PALAKKAD: The Animal Husbandry Department will urge the Central Government to make necessary changes to the Food Safety and Standards (Licensing and registration of food Businesses) Regulation, 2011, in which ‘rabbit’ has been inadvertently classified under the ‘animal’ category, said Animal Husbandry Department Director Dr N N Sasi.
Dr Sasi told ‘Express’ that since the Food Safety and Standards Act, 2006, was framed at the national-level, the regional tastes and preferences were largely not incorporated.
The government would write to the Centre to make the necessary changes at the earliest. Food Safety Commissioner T V Anupama said that their office will also seek necessary amendments in the Act it had serious ramification on the rabbit-rearing sector.Scores of rabbit farmers in the state were dismayed after the Food Safety andStandards Authority of India (FSSAI) issued a circular banning the culling of rabbits, dogs, camels and cats for meat purposes.A number of schemes has been mooted by the Agriculture Department and the Animal Husbandry Department to promote rabbit rearing in the state. Financial assistance has also been routed through agencies like NABARD.Kudumbashree state programme manager Dr Saleem said that in districts like Idukki and Thrissur, there were many farmers who had taken up rabbit farming.
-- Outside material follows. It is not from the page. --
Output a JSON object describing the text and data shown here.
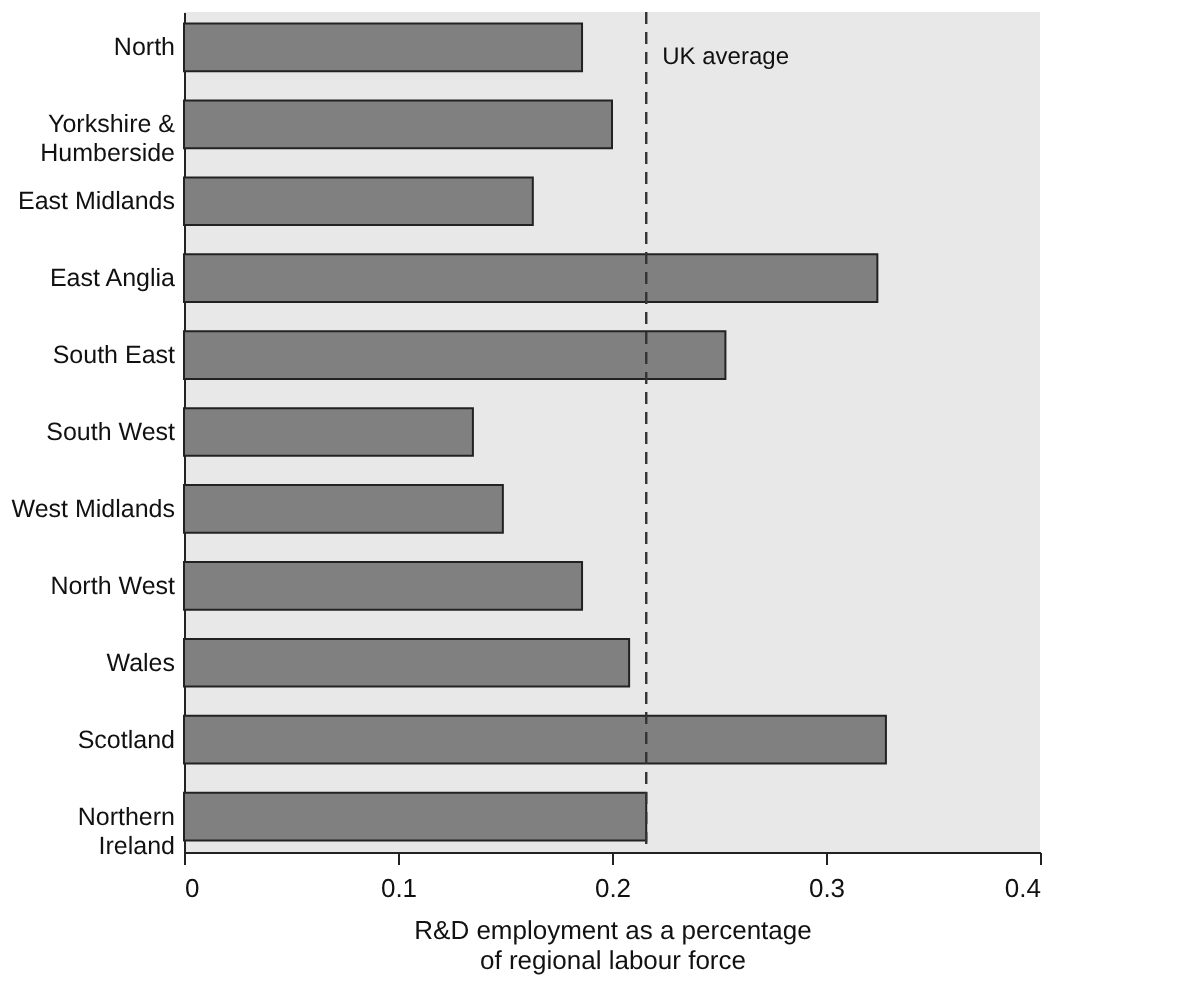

Kudumbashree has also evinced keen interest in devising special schemes to promote rabbit farming to produce and sell value-added products like burgers and cutlets through its food outlets.
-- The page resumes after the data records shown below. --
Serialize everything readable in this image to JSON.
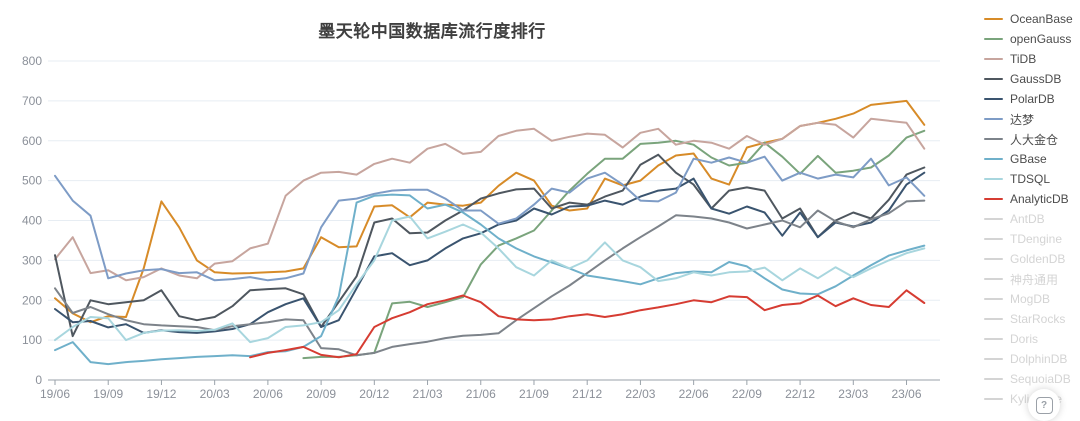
{
  "title": "墨天轮中国数据库流行度排行",
  "help_button": {
    "label": "?"
  },
  "axis_colors": {
    "grid": "#e7edf3",
    "axis_line": "#9aa2aa",
    "tick_label": "#8b9099"
  },
  "chart_data": {
    "type": "line",
    "title": "墨天轮中国数据库流行度排行",
    "xlabel": "",
    "ylabel": "",
    "ylim": [
      0,
      800
    ],
    "y_ticks": [
      0,
      100,
      200,
      300,
      400,
      500,
      600,
      700,
      800
    ],
    "grid": true,
    "legend_position": "right",
    "x_axis_ticks": [
      "19/06",
      "19/09",
      "19/12",
      "20/03",
      "20/06",
      "20/09",
      "20/12",
      "21/03",
      "21/06",
      "21/09",
      "21/12",
      "22/03",
      "22/06",
      "22/09",
      "22/12",
      "23/03",
      "23/06"
    ],
    "x": [
      "19/06",
      "19/07",
      "19/08",
      "19/09",
      "19/10",
      "19/11",
      "19/12",
      "20/01",
      "20/02",
      "20/03",
      "20/04",
      "20/05",
      "20/06",
      "20/07",
      "20/08",
      "20/09",
      "20/10",
      "20/11",
      "20/12",
      "21/01",
      "21/02",
      "21/03",
      "21/04",
      "21/05",
      "21/06",
      "21/07",
      "21/08",
      "21/09",
      "21/10",
      "21/11",
      "21/12",
      "22/01",
      "22/02",
      "22/03",
      "22/04",
      "22/05",
      "22/06",
      "22/07",
      "22/08",
      "22/09",
      "22/10",
      "22/11",
      "22/12",
      "23/01",
      "23/02",
      "23/03",
      "23/04",
      "23/05",
      "23/06",
      "23/07"
    ],
    "series": [
      {
        "name": "OceanBase",
        "color": "#d78b28",
        "values": [
          205,
          167,
          145,
          160,
          158,
          280,
          448,
          383,
          300,
          270,
          267,
          268,
          270,
          272,
          280,
          358,
          333,
          335,
          435,
          438,
          408,
          445,
          440,
          437,
          445,
          487,
          520,
          500,
          437,
          425,
          430,
          505,
          488,
          500,
          538,
          563,
          568,
          505,
          490,
          583,
          595,
          605,
          637,
          645,
          655,
          668,
          690,
          695,
          700,
          640
        ]
      },
      {
        "name": "openGauss",
        "color": "#7aa47c",
        "values": [
          null,
          null,
          null,
          null,
          null,
          null,
          null,
          null,
          null,
          null,
          null,
          null,
          null,
          null,
          55,
          58,
          58,
          62,
          68,
          192,
          196,
          183,
          195,
          208,
          290,
          337,
          355,
          375,
          425,
          475,
          517,
          555,
          555,
          592,
          595,
          600,
          590,
          558,
          538,
          545,
          595,
          560,
          517,
          562,
          520,
          525,
          533,
          563,
          608,
          625
        ]
      },
      {
        "name": "TiDB",
        "color": "#c7a59e",
        "values": [
          303,
          358,
          268,
          275,
          250,
          258,
          280,
          262,
          255,
          292,
          298,
          330,
          342,
          462,
          500,
          520,
          522,
          515,
          542,
          555,
          545,
          580,
          592,
          567,
          572,
          612,
          625,
          630,
          600,
          610,
          618,
          615,
          583,
          620,
          630,
          590,
          600,
          595,
          580,
          612,
          590,
          605,
          637,
          645,
          640,
          608,
          655,
          650,
          645,
          580
        ]
      },
      {
        "name": "GaussDB",
        "color": "#4f575f",
        "values": [
          313,
          110,
          200,
          190,
          195,
          200,
          225,
          160,
          150,
          158,
          185,
          225,
          228,
          230,
          215,
          133,
          196,
          260,
          395,
          405,
          368,
          370,
          400,
          425,
          455,
          468,
          478,
          480,
          430,
          445,
          440,
          460,
          475,
          540,
          565,
          520,
          490,
          430,
          475,
          483,
          475,
          405,
          430,
          358,
          400,
          420,
          405,
          452,
          515,
          533
        ]
      },
      {
        "name": "PolarDB",
        "color": "#3a546f",
        "values": [
          178,
          145,
          148,
          132,
          140,
          118,
          125,
          120,
          118,
          122,
          128,
          140,
          170,
          190,
          205,
          133,
          150,
          230,
          310,
          318,
          288,
          300,
          330,
          355,
          368,
          390,
          400,
          430,
          415,
          435,
          437,
          450,
          440,
          460,
          475,
          480,
          505,
          430,
          417,
          435,
          420,
          362,
          420,
          358,
          395,
          385,
          395,
          425,
          490,
          520
        ]
      },
      {
        "name": "达梦",
        "color": "#7e9cc6",
        "values": [
          512,
          450,
          412,
          255,
          267,
          275,
          278,
          268,
          270,
          250,
          253,
          258,
          250,
          255,
          267,
          383,
          450,
          455,
          467,
          475,
          477,
          477,
          455,
          425,
          425,
          392,
          405,
          440,
          480,
          470,
          505,
          520,
          490,
          450,
          448,
          470,
          555,
          545,
          558,
          545,
          560,
          500,
          520,
          505,
          515,
          508,
          555,
          488,
          508,
          462
        ]
      },
      {
        "name": "人大金仓",
        "color": "#7d838a",
        "values": [
          230,
          168,
          183,
          165,
          150,
          140,
          137,
          135,
          133,
          125,
          135,
          140,
          145,
          152,
          150,
          80,
          77,
          62,
          68,
          83,
          90,
          96,
          105,
          111,
          113,
          117,
          150,
          180,
          210,
          237,
          268,
          300,
          330,
          358,
          385,
          413,
          410,
          405,
          395,
          380,
          390,
          400,
          383,
          425,
          398,
          383,
          403,
          418,
          448,
          450
        ]
      },
      {
        "name": "GBase",
        "color": "#6fb0ca",
        "values": [
          75,
          95,
          45,
          40,
          45,
          48,
          52,
          55,
          58,
          60,
          62,
          60,
          70,
          72,
          83,
          110,
          210,
          445,
          462,
          465,
          463,
          430,
          440,
          420,
          390,
          355,
          330,
          310,
          295,
          280,
          262,
          255,
          248,
          240,
          255,
          268,
          272,
          270,
          296,
          285,
          255,
          227,
          217,
          215,
          235,
          262,
          288,
          312,
          325,
          337
        ]
      },
      {
        "name": "TDSQL",
        "color": "#a8d6de",
        "values": [
          100,
          133,
          158,
          155,
          100,
          118,
          124,
          125,
          123,
          126,
          142,
          95,
          105,
          133,
          137,
          145,
          175,
          240,
          300,
          400,
          410,
          355,
          372,
          390,
          370,
          330,
          283,
          262,
          300,
          280,
          300,
          345,
          300,
          283,
          248,
          255,
          270,
          262,
          270,
          272,
          282,
          250,
          280,
          255,
          283,
          258,
          280,
          300,
          318,
          330
        ]
      },
      {
        "name": "AnalyticDB",
        "color": "#d63c32",
        "values": [
          null,
          null,
          null,
          null,
          null,
          null,
          null,
          null,
          null,
          null,
          null,
          57,
          68,
          75,
          83,
          63,
          57,
          65,
          133,
          155,
          170,
          190,
          200,
          212,
          195,
          160,
          152,
          150,
          152,
          160,
          165,
          158,
          165,
          175,
          182,
          190,
          200,
          195,
          210,
          208,
          175,
          188,
          192,
          212,
          185,
          205,
          188,
          183,
          225,
          193
        ]
      }
    ],
    "disabled_series": [
      {
        "name": "AntDB",
        "color": "#d4d4d4"
      },
      {
        "name": "TDengine",
        "color": "#d4d4d4"
      },
      {
        "name": "GoldenDB",
        "color": "#d4d4d4"
      },
      {
        "name": "神舟通用",
        "color": "#d4d4d4"
      },
      {
        "name": "MogDB",
        "color": "#d4d4d4"
      },
      {
        "name": "StarRocks",
        "color": "#d4d4d4"
      },
      {
        "name": "Doris",
        "color": "#d4d4d4"
      },
      {
        "name": "DolphinDB",
        "color": "#d4d4d4"
      },
      {
        "name": "SequoiaDB",
        "color": "#d4d4d4"
      },
      {
        "name": "Kyligence",
        "color": "#d4d4d4"
      }
    ]
  }
}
Former Animal Husbandry Department deputy director Dr N Shudhodhanan said that broiler rabbits reared in Kerala were different from the wild hare. He said that broiler rabbits were usually reared in Kerala and Haryana.
A similar issue had affected the quail farming in the state when the Forest Department had banned the rearing or culling of quails by classifying these birds under the Wild life Act.Subsequently, the state government had taken up the matter with the Centre, contending that Japanese quails were being reared by the farmers, which was exempted from the purview of the Act. He said that ‘Soviet Chinchilla’ breeds were reared in Kerala, and it was promoted to counter protein deficiency among the people. Rabbit rearing was also promoted as self-employment ventures.
There are livestock management training centres of the Animal Husbandry Department in every district, he said.